When I was growing up, there was a lot of family around. We were encouraged to cook, as long as what we made was edible. That put a halt on some cooking experiments. When I got married, I got free run of the kitchen. If it was awful, I could toss it.
It is a challenge cooking for someone who is an incredible cook, but, by golly, I learned some tricks. One trick is never cook something that the other person is already an expert at making.
Converting grams to ounces
I found this interesting recipe online here.
To change grams to ounces, multiply the grams required by .035 (100 grams x .035 = 3.5 oz).
What is celeriac?
Celeriac is also known as celery root or knob celery. A winter vegetable, it is ugly on the outside, but pretty on the inside. It is generally harvested when it is the size of a large potato. It may be used raw or cooked.
You will need:
Large saucepan and a blender or food processor
1 tbsp vegetable oil
1 onion, peeled and chopped
2 garlic cloves, finely chopped
½ cup celeriac
2 ripe and ready pears, peeled, cored, and thinly sliced (I would try Bartlett or Fuji)
2 cups fresh vegetable stock (gohere for recipe; freeze extra for another time)
2 bay leaves
salt and freshly ground black pepper, to taste
chopped chives, added when served
Preparing the soup
- Heat the oil in a large saucepan over medium heat
- Fry the onion and garlic for approximately 3 – 4 minutes
- Add celeriac to the pan and cook another 5 minutes, stirring occasionally
- Add stock, pear slices, and bay leaves.
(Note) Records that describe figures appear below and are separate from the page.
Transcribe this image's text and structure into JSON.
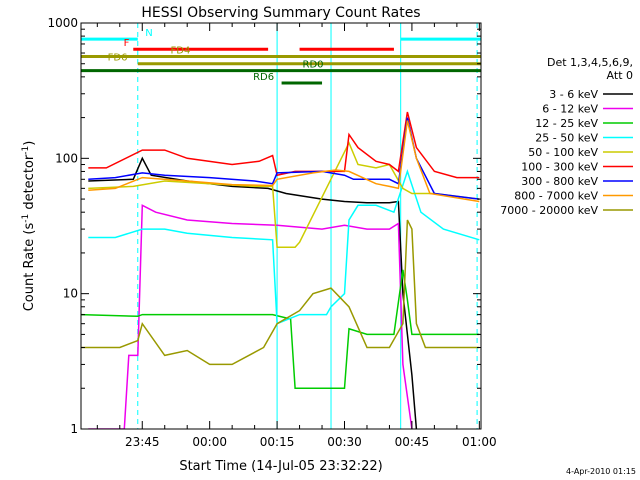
{
  "chart_data": {
    "type": "line",
    "title": "HESSI Observing Summary Count Rates",
    "xlabel": "Start Time (14-Jul-05 23:32:22)",
    "ylabel_main": "Count Rate (s",
    "ylabel_sup1": "-1",
    "ylabel_mid": " detector",
    "ylabel_sup2": "-1",
    "ylabel_end": ")",
    "yscale": "log",
    "ylim": [
      1,
      1000
    ],
    "y_ticks": [
      {
        "value": 1,
        "label": "1"
      },
      {
        "value": 10,
        "label": "10"
      },
      {
        "value": 100,
        "label": "100"
      },
      {
        "value": 1000,
        "label": "1000"
      }
    ],
    "xlim": [
      -13.63,
      75.37
    ],
    "x_ticks": [
      {
        "value": 0,
        "label": "23:45"
      },
      {
        "value": 15,
        "label": "00:00"
      },
      {
        "value": 30,
        "label": "00:15"
      },
      {
        "value": 45,
        "label": "00:30"
      },
      {
        "value": 60,
        "label": "00:45"
      },
      {
        "value": 75,
        "label": "01:00"
      }
    ],
    "legend": {
      "placement": "right",
      "header1": "Det 1,3,4,5,6,9,",
      "header2": "Att 0"
    },
    "series": [
      {
        "name": "3 - 6 keV",
        "color": "#000000",
        "points": [
          [
            -12,
            68
          ],
          [
            -2,
            70
          ],
          [
            0,
            100
          ],
          [
            2,
            75
          ],
          [
            10,
            68
          ],
          [
            20,
            62
          ],
          [
            28,
            60
          ],
          [
            32,
            55
          ],
          [
            40,
            50
          ],
          [
            45,
            48
          ],
          [
            50,
            47
          ],
          [
            55,
            47
          ],
          [
            57,
            48
          ],
          [
            58,
            10
          ],
          [
            60,
            2.5
          ],
          [
            61,
            1
          ]
        ]
      },
      {
        "name": "6 - 12 keV",
        "color": "#ee00ee",
        "points": [
          [
            -12,
            1
          ],
          [
            -4,
            1
          ],
          [
            -3,
            3.5
          ],
          [
            -1,
            3.5
          ],
          [
            0,
            45
          ],
          [
            3,
            40
          ],
          [
            10,
            35
          ],
          [
            20,
            33
          ],
          [
            30,
            32
          ],
          [
            40,
            30
          ],
          [
            45,
            32
          ],
          [
            50,
            30
          ],
          [
            55,
            30
          ],
          [
            57,
            33
          ],
          [
            58,
            3
          ],
          [
            60,
            1
          ]
        ]
      },
      {
        "name": "12 - 25 keV",
        "color": "#00cc00",
        "points": [
          [
            -13.6,
            7
          ],
          [
            -1,
            6.8
          ],
          [
            0,
            7
          ],
          [
            10,
            7
          ],
          [
            20,
            7
          ],
          [
            27,
            7
          ],
          [
            29,
            7
          ],
          [
            33,
            6.5
          ],
          [
            34,
            2
          ],
          [
            40,
            2
          ],
          [
            45,
            2
          ],
          [
            46,
            5.5
          ],
          [
            50,
            5
          ],
          [
            56,
            5
          ],
          [
            58,
            15
          ],
          [
            59,
            9
          ],
          [
            60,
            5
          ],
          [
            75,
            5
          ]
        ]
      },
      {
        "name": "25 - 50 keV",
        "color": "#00ffff",
        "points": [
          [
            -12,
            26
          ],
          [
            -6,
            26
          ],
          [
            0,
            30
          ],
          [
            5,
            30
          ],
          [
            10,
            28
          ],
          [
            20,
            26
          ],
          [
            29,
            25
          ],
          [
            30,
            6
          ],
          [
            35,
            7
          ],
          [
            41,
            7
          ],
          [
            42,
            8
          ],
          [
            45,
            10
          ],
          [
            46,
            35
          ],
          [
            48,
            45
          ],
          [
            52,
            45
          ],
          [
            56,
            40
          ],
          [
            59,
            80
          ],
          [
            62,
            40
          ],
          [
            67,
            30
          ],
          [
            75,
            25
          ]
        ]
      },
      {
        "name": "50 - 100 keV",
        "color": "#cccc00",
        "points": [
          [
            -12,
            60
          ],
          [
            -2,
            62
          ],
          [
            5,
            68
          ],
          [
            15,
            65
          ],
          [
            25,
            62
          ],
          [
            29,
            62
          ],
          [
            30,
            22
          ],
          [
            34,
            22
          ],
          [
            35,
            24
          ],
          [
            46,
            130
          ],
          [
            48,
            90
          ],
          [
            52,
            85
          ],
          [
            55,
            90
          ],
          [
            58,
            60
          ],
          [
            60,
            55
          ],
          [
            65,
            55
          ],
          [
            75,
            50
          ]
        ]
      },
      {
        "name": "100 - 300 keV",
        "color": "#ff0000",
        "points": [
          [
            -12,
            85
          ],
          [
            -8,
            85
          ],
          [
            0,
            115
          ],
          [
            5,
            115
          ],
          [
            10,
            100
          ],
          [
            20,
            90
          ],
          [
            26,
            95
          ],
          [
            29,
            105
          ],
          [
            30,
            75
          ],
          [
            34,
            80
          ],
          [
            45,
            80
          ],
          [
            46,
            150
          ],
          [
            48,
            120
          ],
          [
            52,
            95
          ],
          [
            55,
            90
          ],
          [
            57,
            80
          ],
          [
            59,
            220
          ],
          [
            61,
            120
          ],
          [
            65,
            80
          ],
          [
            70,
            72
          ],
          [
            75,
            72
          ]
        ]
      },
      {
        "name": "300 - 800 keV",
        "color": "#0000ff",
        "points": [
          [
            -12,
            70
          ],
          [
            -6,
            72
          ],
          [
            0,
            78
          ],
          [
            5,
            75
          ],
          [
            15,
            72
          ],
          [
            25,
            68
          ],
          [
            29,
            65
          ],
          [
            30,
            78
          ],
          [
            40,
            80
          ],
          [
            45,
            75
          ],
          [
            47,
            70
          ],
          [
            52,
            70
          ],
          [
            55,
            70
          ],
          [
            57,
            65
          ],
          [
            59,
            200
          ],
          [
            61,
            100
          ],
          [
            65,
            55
          ],
          [
            75,
            50
          ]
        ]
      },
      {
        "name": "800 - 7000 keV",
        "color": "#ff9900",
        "points": [
          [
            -12,
            58
          ],
          [
            -6,
            60
          ],
          [
            0,
            72
          ],
          [
            10,
            68
          ],
          [
            20,
            64
          ],
          [
            29,
            63
          ],
          [
            30,
            70
          ],
          [
            38,
            78
          ],
          [
            43,
            82
          ],
          [
            46,
            80
          ],
          [
            52,
            65
          ],
          [
            55,
            62
          ],
          [
            57,
            60
          ],
          [
            59,
            190
          ],
          [
            61,
            100
          ],
          [
            64,
            55
          ],
          [
            75,
            48
          ]
        ]
      },
      {
        "name": "7000 - 20000 keV",
        "color": "#999900",
        "points": [
          [
            -13.6,
            4
          ],
          [
            -5,
            4
          ],
          [
            -1,
            4.5
          ],
          [
            0,
            6
          ],
          [
            5,
            3.5
          ],
          [
            10,
            3.8
          ],
          [
            15,
            3
          ],
          [
            20,
            3
          ],
          [
            27,
            4
          ],
          [
            30,
            6
          ],
          [
            35,
            7.5
          ],
          [
            38,
            10
          ],
          [
            42,
            11
          ],
          [
            46,
            8
          ],
          [
            50,
            4
          ],
          [
            55,
            4
          ],
          [
            58,
            6
          ],
          [
            59,
            35
          ],
          [
            60,
            30
          ],
          [
            61,
            6
          ],
          [
            63,
            4
          ],
          [
            75,
            4
          ]
        ]
      }
    ],
    "bars": [
      {
        "label": "N",
        "color": "#00ffff",
        "y": 760,
        "label_x": 1.5,
        "segments": [
          [
            -13.6,
            -1
          ],
          [
            57.5,
            75.4
          ]
        ]
      },
      {
        "label": "F",
        "color": "#ff0000",
        "y": 640,
        "label_x": -3.5,
        "segments": [
          [
            -2,
            28
          ],
          [
            35,
            56
          ]
        ]
      },
      {
        "label": "FD4",
        "color": "#999900",
        "y": 565,
        "label_x": 8.5,
        "segments": [
          [
            -13.6,
            75.4
          ]
        ]
      },
      {
        "label": "FD6",
        "color": "#999900",
        "y": 500,
        "label_x": -5.5,
        "segments": [
          [
            -1,
            75.4
          ]
        ]
      },
      {
        "label": "RD0",
        "color": "#006600",
        "y": 445,
        "label_x": 38,
        "segments": [
          [
            -13.6,
            75.4
          ]
        ]
      },
      {
        "label": "RD6",
        "color": "#006600",
        "y": 360,
        "label_x": 27,
        "segments": [
          [
            31,
            40
          ]
        ]
      }
    ],
    "vlines": [
      {
        "x": -1,
        "color": "#00ffff",
        "dashed": true
      },
      {
        "x": 30,
        "color": "#00ffff",
        "dashed": false
      },
      {
        "x": 42,
        "color": "#00ffff",
        "dashed": false
      },
      {
        "x": 57.5,
        "color": "#00ffff",
        "dashed": false
      },
      {
        "x": 74.5,
        "color": "#00ffff",
        "dashed": true
      }
    ]
  },
  "footer": {
    "date": "4-Apr-2010 01:15"
  }
}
Bring to boil. Reduce heat and simmer 15 – 20 minutes.
- Remove the bay leaves. Liquefy the soup in a blender or food processor.
- Return soup to pan and heat gently. Season with salt and pepper, and stir in the cream, to taste.
- Pour into bowls, sprinkle with chopped chives, and serve.
Serve with hot French bread, buttered, but not seasoned.